New publication from CBM: “Estimating urban lawn cover in space and time: Case studies in three Swedish cities”
The article was published in March in Urban Ecosystems, and is built upon research from the LAWN-project.
Lawns are considered monocultures and lesser contributors to sustainability than diverse nature but are still a dominating green area feature and an important cultural phenomenon in cities. Lawns have esthetical values, provide playground, are potential habitat for species, contribute to carbon sequestration and water infiltration, but also increase pesticides, fertilization, are monocultures and costly to manage at the same time.
To evaluate the potential impact of lawns, whether positive or negative, it is of interest to estimate the total lawn cover in cities and its change over time.

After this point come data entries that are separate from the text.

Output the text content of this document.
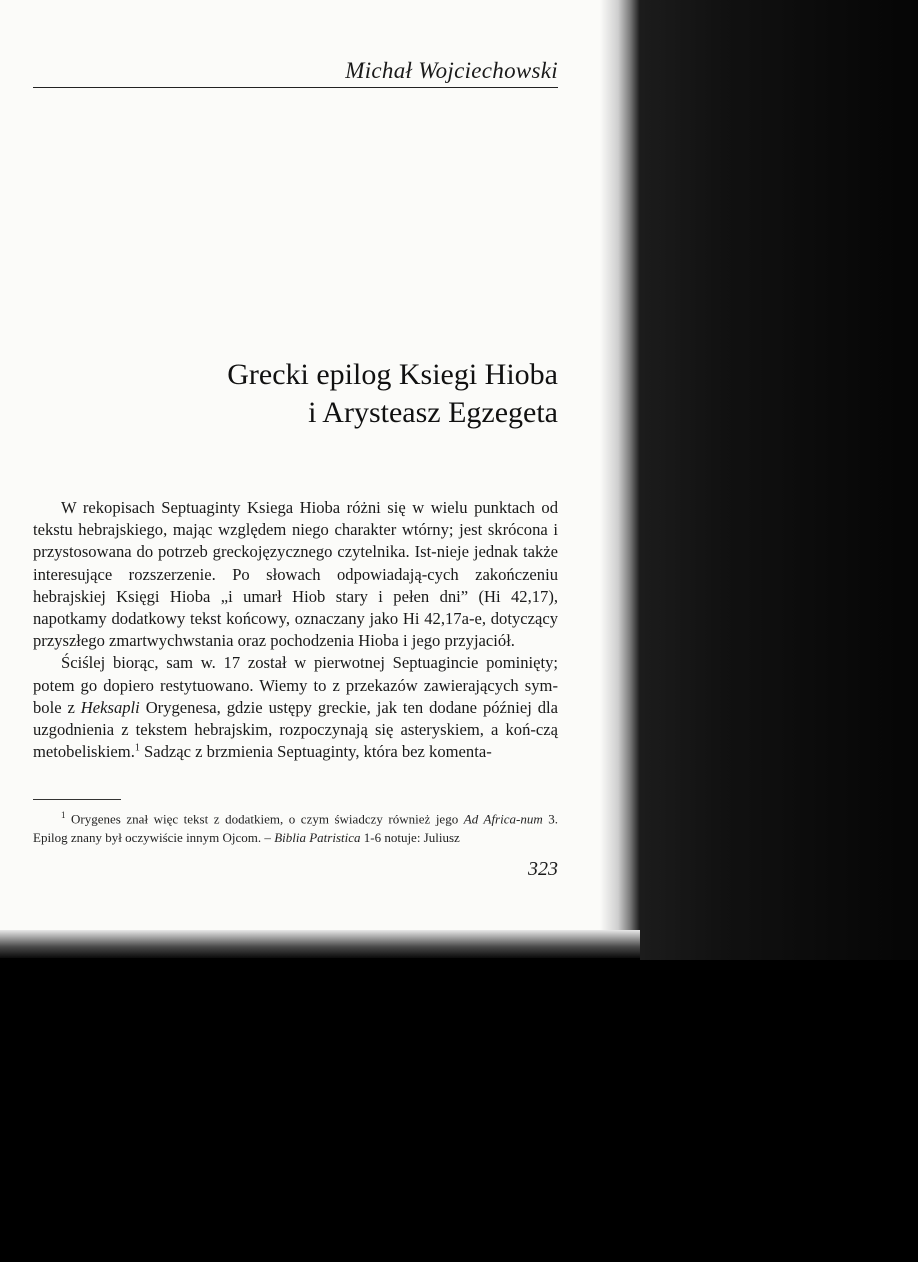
Michał Wojciechowski
Grecki epilog Ksiegi Hioba
i Arysteasz Egzegeta

W rekopisach Septuaginty Ksiega Hioba różni się w wielu punktach od tekstu hebrajskiego, mając względem niego charakter wtórny; jest skrócona i przystosowana do potrzeb greckojęzycznego czytelnika. Ist-nieje jednak także interesujące rozszerzenie. Po słowach odpowiadają-cych zakończeniu hebrajskiej Księgi Hioba „i umarł Hiob stary i pełen dni” (Hi 42,17), napotkamy dodatkowy tekst końcowy, oznaczany jako Hi 42,17a-e, dotyczący przyszłego zmartwychwstania oraz pochodzenia Hioba i jego przyjaciół.

Ściślej biorąc, sam w. 17 został w pierwotnej Septuagincie pominięty; potem go dopiero restytuowano. Wiemy to z przekazów zawierających sym-bole z Heksapli Orygenesa, gdzie ustępy greckie, jak ten dodane później dla uzgodnienia z tekstem hebrajskim, rozpoczynają się asteryskiem, a koń-czą metobeliskiem.$^1$ Sadząc z brzmienia Septuaginty, która bez komenta-

$^1$ Orygenes znał więc tekst z dodatkiem, o czym świadczy również jego Ad Africa-num 3. Epilog znany był oczywiście innym Ojcom. – Biblia Patristica 1-6 notuje: Juliusz

323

This is not a straightforward process, e.g., because many lawns are small and covered by trees.
In this study we review the existing literature of lawn cover in cities and the different methodologies used for cover estimation. We found both pros and cons with NDVI and LiDAR data as well as manually interpreted aerial photos. The total cover of lawns in three case study cities was estimated to 22.5 %. By extrapolating these percentages to all Swedish cities lawn cover was estimated to 2589 km2 (0.6 % of the terrestrial surface). The approximated total municipal management cost of lawns in all Swedish cities was 910,000,000 USD/ year. During 50 years lawn area almost doubled in relative cover and 56 % of them were continuously managed. Since lawns constitute large parts of the urban greenery and are costly to manage it is highly relevant to consider their social, ecological and cultural value compared to alternatives, e.g., meadows with less intensive management.
Authors of the articleis, besides Jörgen Wissman, CBM: Marcus Hedblom (Dept of. Ecology, SLU) Fredrik Lindberg (Dept of. Earth Sciences, Gothenburg University) Emanuel Vogel (Geovetarcentre, Gothenburg University) och Karin Ahrné (Artdatabanken, SLU).